Depending on the availability of the models of Pi near you, you can make either a heterogeneous or a Beowulf cluster.
Parallelism and Concurrency
Let’s explore a few important terms in the area of supercomputing.
Parallelism
Parallelism means the computational tasks are carried out in parallel. This means that the tasks are carried out simultaneously (at the same time). Parallelism is usually employed in cases where the computational problems are very large. Large problems are often divided into smaller sub-problems and then solved parallelly by the computers. With the introduction of multi-core processors, execution of parallel programs is supported by the hardware itself. Another way to run parallel programs is to create parallel systems by using multiple different computers. Parallel is an antonym of serial which means in series and one after the other. Parallelism is closely related to another term, concurrency.
Let me explain parallelism in simple words. Suppose there are two jobs to be completed and two people are available to take up the jobs. Both the people are assigned one job each and they start working independently of each other. This is known as parallelism.
Concurrency
Concurrency means many computational tasks are concurrently progressing. It is not necessary for the tasks to progress at the same time. In parallelism, all the tasks are executing at the same time. In concurrency, they need not. A concurrent system is one where a computation can advance without waiting for all other computations to complete, and more than one computation can advance at the same time. The best example of concurrency is the process scheduling in the OS.

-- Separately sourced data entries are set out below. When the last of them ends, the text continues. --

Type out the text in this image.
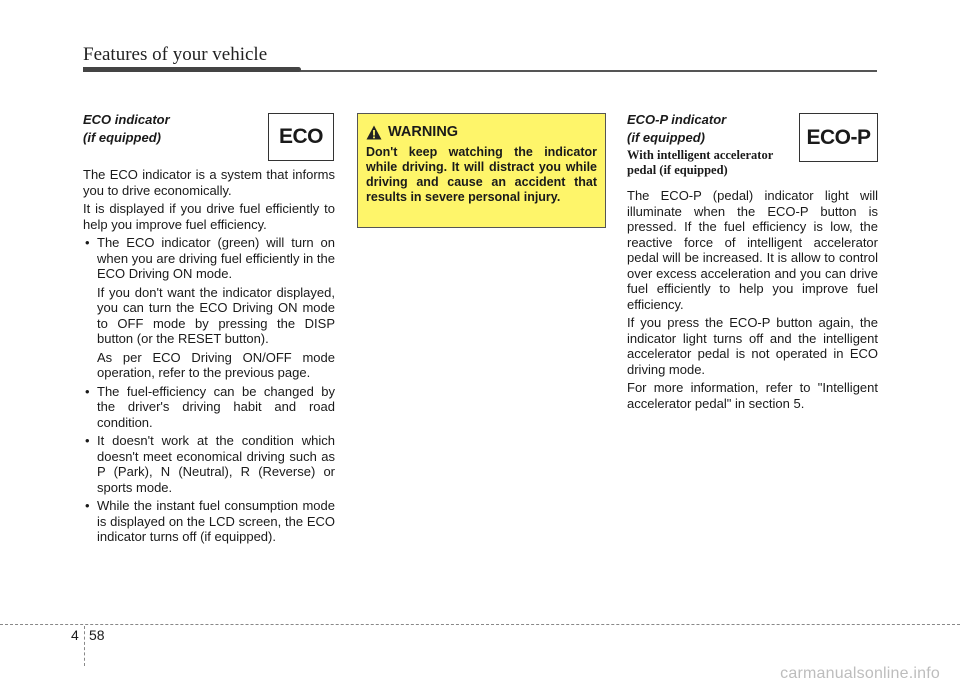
Features of your vehicle

ECO indicator

(if equipped)

The ECO indicator is a system that informs you to drive economically.

It is displayed if you drive fuel efficiently to help you improve fuel efficiency.

• The ECO indicator (green) will turn on when you are driving fuel efficiently in the ECO Driving ON mode.

If you don't want the indicator displayed, you can turn the ECO Driving ON mode to OFF mode by pressing the DISP button (or the RESET button).

As per ECO Driving ON/OFF mode operation, refer to the previous page.

• The fuel-efficiency can be changed by the driver's driving habit and road condition.

• It doesn't work at the condition which doesn't meet economical driving such as P (Park), N (Neutral), R (Reverse) or sports mode.

• While the instant fuel consumption mode is displayed on the LCD screen, the ECO indicator turns off (if equipped).

ECO	WARNING

Don't keep watching the indicator while driving. It will distract you while driving and cause an accident that results in severe personal injury.

ECO-P indicator

(if equipped)

With intelligent accelerator pedal (if equipped)

The ECO-P (pedal) indicator light will illuminate when the ECO-P button is pressed. If the fuel efficiency is low, the reactive force of intelligent accelerator pedal will be increased. It is allow to control over excess acceleration and you can drive fuel efficiently to help you improve fuel efficiency.

If you press the ECO-P button again, the indicator light turns off and the intelligent accelerator pedal is not operated in ECO driving mode.

For more information, refer to "Intelligent accelerator pedal" in section 5.

ECO-P
4 58
carmanualsonline.info
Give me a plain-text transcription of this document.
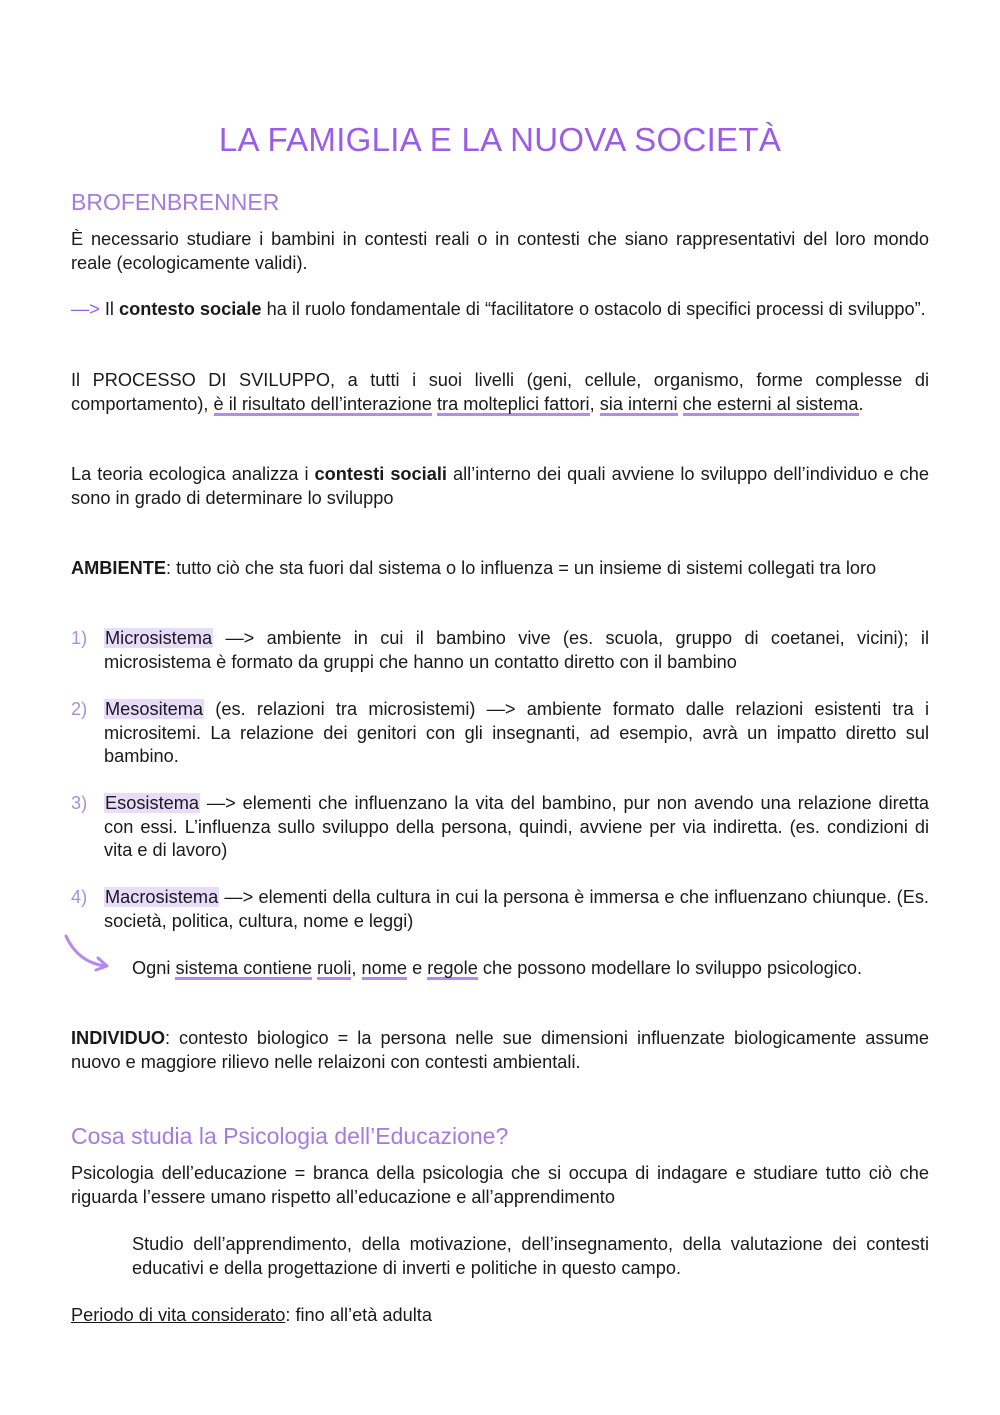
LA FAMIGLIA E LA NUOVA SOCIETÀ
BROFENBRENNER
È necessario studiare i bambini in contesti reali o in contesti che siano rappresentativi del loro mondo reale (ecologicamente validi).
—> Il contesto sociale ha il ruolo fondamentale di “facilitatore o ostacolo di specifici processi di sviluppo”.
Il PROCESSO DI SVILUPPO, a tutti i suoi livelli (geni, cellule, organismo, forme complesse di comportamento), è il risultato dell’interazione tra molteplici fattori, sia interni che esterni al sistema.
La teoria ecologica analizza i contesti sociali all’interno dei quali avviene lo sviluppo dell’individuo e che sono in grado di determinare lo sviluppo
AMBIENTE: tutto ciò che sta fuori dal sistema o lo influenza = un insieme di sistemi collegati tra loro
1) Microsistema —> ambiente in cui il bambino vive (es. scuola, gruppo di coetanei, vicini); il microsistema è formato da gruppi che hanno un contatto diretto con il bambino
2) Mesositema (es. relazioni tra microsistemi) —> ambiente formato dalle relazioni esistenti tra i micrositemi. La relazione dei genitori con gli insegnanti, ad esempio, avrà un impatto diretto sul bambino.
3) Esosistema —> elementi che influenzano la vita del bambino, pur non avendo una relazione diretta con essi. L’influenza sullo sviluppo della persona, quindi, avviene per via indiretta. (es. condizioni di vita e di lavoro)
4) Macrosistema —> elementi della cultura in cui la persona è immersa e che influenzano chiunque. (Es. società, politica, cultura, nome e leggi)
Ogni sistema contiene ruoli, nome e regole che possono modellare lo sviluppo psicologico.
INDIVIDUO: contesto biologico = la persona nelle sue dimensioni influenzate biologicamente assume nuovo e maggiore rilievo nelle relaizoni con contesti ambientali.
Cosa studia la Psicologia dell’Educazione?
Psicologia dell’educazione = branca della psicologia che si occupa di indagare e studiare tutto ciò che riguarda l’essere umano rispetto all’educazione e all’apprendimento
Studio dell’apprendimento, della motivazione, dell’insegnamento, della valutazione dei contesti educativi e della progettazione di inverti e politiche in questo campo.
Periodo di vita considerato: fino all’età adulta
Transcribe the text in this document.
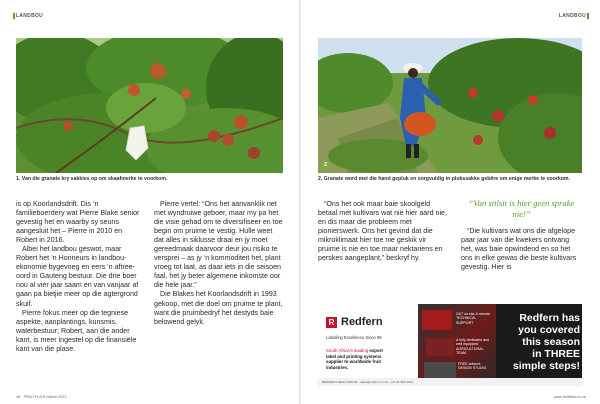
LANDBOU
1. Van die granate kry sakkies op om skaafmerke te voorkom.

is op Koorlandsdrift. Dis ‘n familieboerdery wat Pierre Blake senior gevestig het en waarby sy seuns aangesluit het – Pierre in 2010 en Robert in 2016.

Albei het landbou geswot, maar Robert het ‘n Honneurs in landbou-ekonomie bygevoeg en eers ‘n aftree-oord in Gauteng bestuur. Die drie boer nou al vier jaar saam en van vanjaar af gaan pa bietjie meer op die agtergrond skuif.

Pierre fokus meer op die tegniese aspekte, aanplantings, kunsmis, waterbestuur; Robert, aan die ander kant, is meer ingestel op die finansiële kant van die plase.

Pierre vertel: “Ons het aanvanklik net met wyndruiwe geboer, maar my pa het die visie gehad om te diversifiseer en toe begin om pruime te vestig. Hulle weet dat alles in siklusse draai en jy moet gereedmaak daarvoor deur jou risiko te versprei – as jy ‘n kommoditeit het, plant vroeg tot laat, as daar iets in die seisoen faal, het jy beter algemene inkomste oor die hele jaar.”

Die Blakes het Koorlandsdrift in 1993 gekoop, met die doel om pruime te plant, want die pruimbedryf het destyds baie belowend gelyk.

46 · FRUITFLIES March 2023
LANDBOU
2
2. Granate word met die hand gepluk en sorgvuldig in plukssakke gebêre om enige merke te voorkom.

“Ons het ook maar baie skoolgeld betaal met kultivars wat nie hier aard nie, en dis maar die probleem met pionierswerk. Ons het gevind dat die mikroklimaat hier toe nie geskik vir pruime is nie en toe maar nektariens en perskes aangeplant,” beskryf hy.

“Van stilsit is hier geen sprake nie!”

“Die kultivars wat ons die afgelope paar jaar van die kwekers ontvang het, was baie opwindend en so het ons in elke gewas die beste kultivars gevestig. Hier is

R Redfern
Labelling Excellence Since 99
South Africa’s leading export label and printing systems supplier to worldwide fruit industries.
24/7 on site & remote TECHNICAL SUPPORT
A fully dedicated and well equipped AGRICULTURAL TEAM
FREE artwork DESIGN STUDIO
Redfern has
you covered
this season
in THREE
simple steps!
REDFERN HEAD OFFICE · sales@redfern.co.za · +27 21 555 1234
www.fruitflies.co.za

Let me explain concurrency in simple words. Suppose two jobs are to be completed and only one person is available to do all the work. The person decides to start with the first job. He does 30% of it and then switches to the second job. He completes 40% of the second job and switches back to the first job. This type of switch happens multiple times. We can say that the work on both the jobs is in progress. Although the jobs are not done simultaneously, the jobs are progressing towards completion. In the end, both jobs are finished. Concurrent is an antonym of sequential.
Parallel Programming
All clusters and supercomputers use parallelism to decompose a computationally massive task into smaller chunks and then collect the results back for the final output. The programming paradigm which supports this type of operation is called parallel programming. Message Passing Interface (MPI) is one of the most-used parallel programming standards in industry and academics. We will study how to install it on the Pi for Python 3 in the next chapter.
Conclusion
In this short chapter, we learned a few important concepts related to supercomputing and we also studied the history of supercomputers.
In the next chapter, we will study how to set up a node of a Raspberry Pi cluster.